The next destination was Kalaikhum which is a town on the Aghanistan border where 2 roads meet. From Dushanbe there is what is known as the northern and southern routes to this town. The southern route is now the main road and although nearly 100km longer, has a better surface and is less hilly. We therefore took the northern route to challenge ourselves and mainly to enjoy the better scenery with the highlight being the 3252m pass.

On paper it was a 3 day ride to Kalaikhum but with cycle touring, km don't tell the whole story. After the first day we had only broken roads and stones to contend with and one day, we actually managed less than 40km. We also came across plenty of chewing gum roads as we called them. These are roads that have got some kind of cheap asphalt that actually seems to melt in the sun. When you ride on these roads it feels as though your bike is being sucked into the ground! Food was also a challenge, and it became clear that if we did not find any place to eat lunch we would have to cook ourselves. To cycle the whole day and live on snickers for lunch was not sustainable.


The rewards for the strain however were generous. We met lovely people, had quiet roads and enjoyed spectacular lush alpine like scenery.

Camping was fun and we always found a good spot where in some cases the local children would appear from nowhere and help us clear a space and set up camp. They would then sit around mesmerised by us cooking and just before dark politely bid farewell.

We made the 1600m descent of the pass and rolled into Kalaikhum an hour before dark. We were all tired and hungry. After sorting a homestay we went to eat with some other foreigners at the only place in town which seemed to be serving food. After a long wait we were presented with some chicken, greasy chips and some salad.
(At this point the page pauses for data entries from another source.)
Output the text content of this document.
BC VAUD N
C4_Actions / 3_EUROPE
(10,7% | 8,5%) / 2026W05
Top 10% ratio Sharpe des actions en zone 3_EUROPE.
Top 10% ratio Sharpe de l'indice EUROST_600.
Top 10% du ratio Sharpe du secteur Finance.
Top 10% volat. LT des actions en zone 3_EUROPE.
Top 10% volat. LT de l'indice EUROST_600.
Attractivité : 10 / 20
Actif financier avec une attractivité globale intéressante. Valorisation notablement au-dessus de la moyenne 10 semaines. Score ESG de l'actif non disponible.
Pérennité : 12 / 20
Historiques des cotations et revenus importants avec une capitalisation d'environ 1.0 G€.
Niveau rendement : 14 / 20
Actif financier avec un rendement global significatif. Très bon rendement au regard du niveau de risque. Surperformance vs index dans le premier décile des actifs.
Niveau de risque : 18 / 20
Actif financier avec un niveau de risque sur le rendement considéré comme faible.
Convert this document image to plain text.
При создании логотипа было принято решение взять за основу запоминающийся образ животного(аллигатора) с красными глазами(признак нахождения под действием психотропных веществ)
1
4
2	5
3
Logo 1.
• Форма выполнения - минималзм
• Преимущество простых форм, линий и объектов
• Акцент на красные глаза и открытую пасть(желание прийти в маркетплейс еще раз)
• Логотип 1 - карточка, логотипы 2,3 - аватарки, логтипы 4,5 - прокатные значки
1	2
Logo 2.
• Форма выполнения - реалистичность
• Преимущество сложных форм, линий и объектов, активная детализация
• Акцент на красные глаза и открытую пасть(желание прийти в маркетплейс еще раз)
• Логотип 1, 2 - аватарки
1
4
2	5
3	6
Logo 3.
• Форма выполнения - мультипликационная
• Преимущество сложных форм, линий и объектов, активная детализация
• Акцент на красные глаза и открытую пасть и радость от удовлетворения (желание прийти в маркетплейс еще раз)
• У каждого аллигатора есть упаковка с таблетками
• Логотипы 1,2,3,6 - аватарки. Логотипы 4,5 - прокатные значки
Normally I would avoid meat and salad in such places. If you are to witnesss kitchens here you would know why! However tonight, I was so hungry, that I broke the rule - greasy chips alone were not going to do it for me and some protein was needed for recovery.

The next morning Dan and myself awoke feeling quite ill. It was the feeling that something was in my stomach that shouldn't be there and had to come out. And it did not want to come out the normal route. To cut the gory details, we spent a further 2 days in this small town, mainly sleeping and making regular visits to the toilet. It wasn't ideal and left our already tired bodies feeling even weaker.

From Kalaikhum it was another few days on the road to Khorog. It is unbelievable that this is the main road through the country, but it is undisputably attractive. Afghanistan was now just a stone throw away across the river and tensions were clear by the large military presence on the Tajik side.
Khorog is a medium side town with a pleasant park in the city, a university and the first people wearing western style clothes for some time. Seeing women walking around in jeans was quite a culture shock now. The town is spectacularly surrounded my mountains and although at over 2000m, daytime temperatures were still getting into the 30s.
From speaking to travellers coming the other way, we learnt that july had been a nasty month in the Pamirs. High temperatures combined with lots of rain had caused a lot of flooding. The most tragic had been just 20km from here where a lake had burst its banks and wiped away half a village. Fortunately due to an early warning system, the residents could escape in time, but around 200 were left homeless. We visited the site and an entire 2km stretch of the M41 Pamir highway had simply disappeared. In its place was now a lake. It will be months until this is repaired and for now all the heavy trucks from China are having to take the very technical route along the Wachan Valley which we would later be also travelling.

Pamir Highway has gone
Khorog was a great spot for meeting a host of interesting overlanders. There were cyclists, motorbikers and jeeps from all over the world meeting here to exchange route information and tales from the road. The Swiss motorbike group we had met in Khalaikum had also left their bikes here and we were later to learn one of the guys had crashed and been expatriated back on the road here.
After a few days of rest however it was time to continue and head up the Wachan Valley.